Comparison with Overall Black-Hispanic Relations
In other major US cities, Cubans were, if present at all, a smaller part of the larger Hispanic group. Only in Miami did Hispanic people build a powerful political presence; hence, Black resentment of Hispanic political power played little role in race relations elsewhere. The police brutality issue also operated differently: in Compton, California, Washington, DC, and Detroit, Michigan, for example, there were complaints in the early 1990s about alleged brutality by Black police officers against Hispanic individuals.
Bibliography
Lohmeier, Christine. Cuban Americans and the Miami Media. McFarland, 2014.
López, Antonio. Unbecoming Blackness: The Diaspora Cultures of Afro-Cuban America. New York UP, 2012.

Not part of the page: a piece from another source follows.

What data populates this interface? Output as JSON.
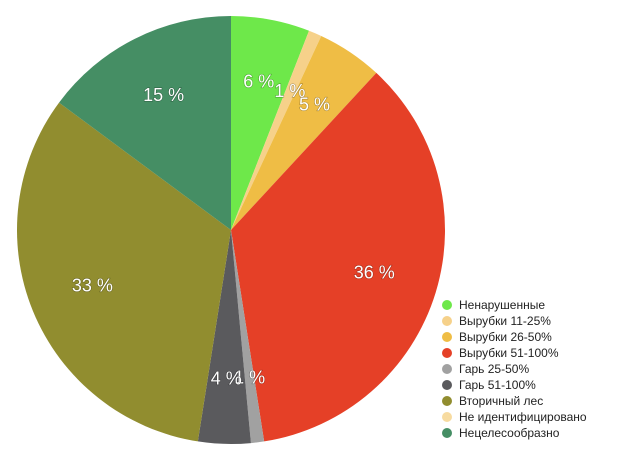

Rose, Chanelle N. The Struggle for Black Freedom in Miami: Civil Rights and America's Tourist Paradise, 1896–1968. Louisiana State UP, 2015.
Sawyer, Mark Q. "Racial Politics in Miami: Ninety Miles and a World Away." Racial Politics in Post-Revolutionary Cuba. Cambridge UP, 2006, pp. 154–74.
Shell, Christopher. "African Americans, Anti-Racism, and Cuba." Picturing Black History, picturingblackhistory.org/african-americans-anti-racism-and-cuba. Accessed 20 Jan. 2025.